The human side of zero trust

In the past, legacy enterprise trust was mostly decided by the organization for the workforce (aside from deciding whether to click on a link or not). When organizations thought about trust, they thought about technology first: trusted enterprise devices, networks, and applications, followed by locations and physical spaces. But many of these legacy enterprise trust assumptions don’t hold true anymore – instead, we see the actions and inactions of the workforce having major implications for trust.

The foundation of zero trust is the belief that all trust must be earned. When it comes to information security, trust is never assumed and never an afterthought. Before an organization entrusts someone with its data, trust must be carefully instantiated, measured and verified to fit the risk tolerance of the organization. And even after implementing a zero trust model, every action and decision must be continuously situationally aware and contextually risk appropriate. In short, the success of your zero trust model depends on answering the question: How do we empower people to consistently make the right choices to maintain appropriate trust?

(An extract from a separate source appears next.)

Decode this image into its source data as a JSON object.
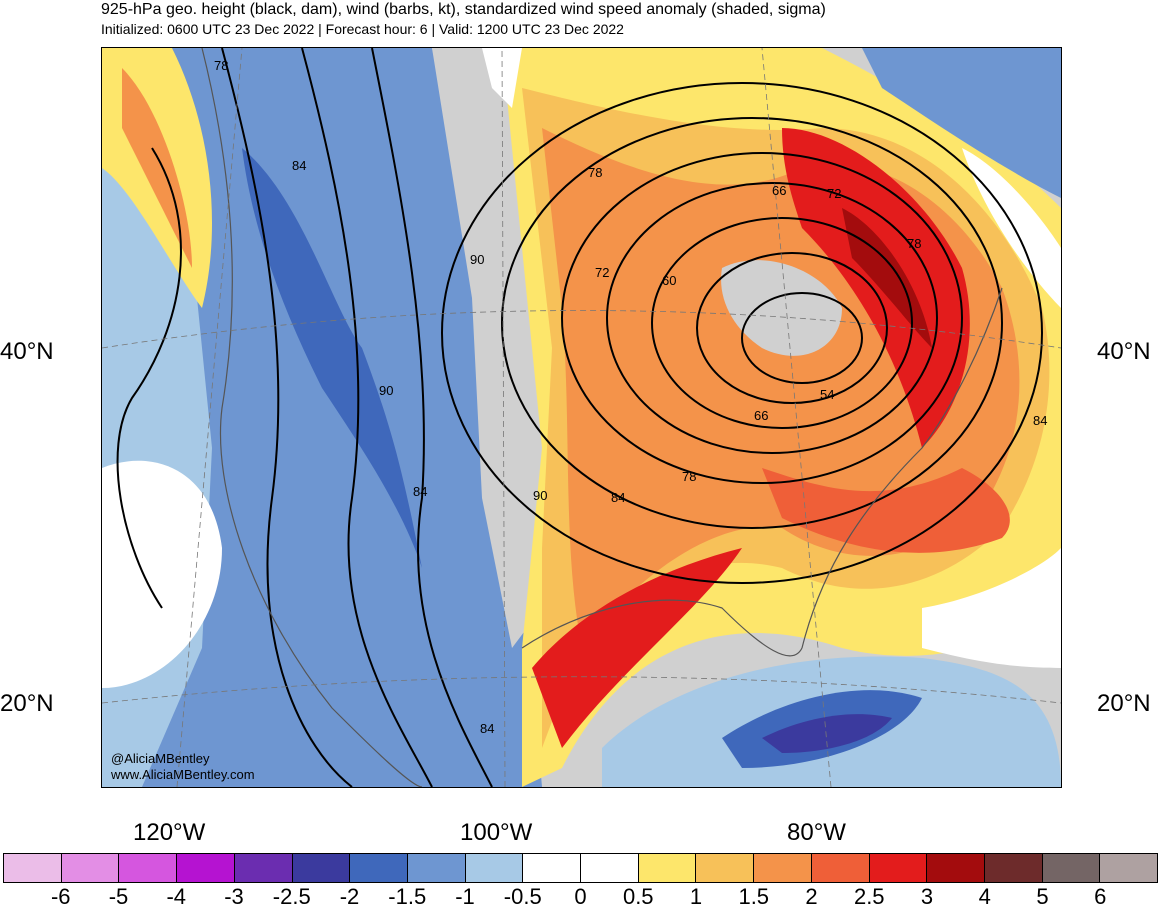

Because people are essential to optimal trust outcomes, it’s important to humanize your Zero Trust model instead of only relying on security technologies. Here are key points to remember:

1. People, not technology, make decisions about trust. This makes it vital to educate your employees so they can make good security decisions by assessing copious trust factors (such as “Is this network safe for accessing company data?”). The more your employees understand complex trust relationships, the better they can determine when trust has been earned and when trust is misplaced. 
2. People interact with and depend on technologies to provide roots of trust and to validate the chain of trust. The latest web application firewalls, endpoint management, and FIDO2 authentication can all help your remote workforce work more securely—but training employees to make good trust decisions is just as important as training them to use these technologies effectively.
3. People decide what Zero Trust means in each organization. While every Zero Trust model will have certain protocols in common, Zero Trust is more of a philosophy than an instruction manual. It’s up to your IT leadership to design the Zero Trust framework for your enterprise, choosing the multifaceted trust policies and technologies that guide and automate for desired trust outcomes in every context.
   

The only constant in security strategy is that situations change. Your organization will hire new employees who must be trained, adopt new devices and workspaces that must be protected, and face expanding threats to your sensitive data. This means your zero trust framework must continuously evolve, making it vital that it is an active and shared responsibility for everyone in your organization.

As a leader in your organization, foster your culture so that it can be expressed and consumed through “culture as code.” Be intentional about creating a company culture that embraces and demonstrates Zero Trust principles. Actively coach employees in security best practices so they can evolve to combat new threats. When everyone has the same understanding of when trust is merited and when trust has been broken, your employees will know how to make strong trust decisions that will protect both themselves and your organization.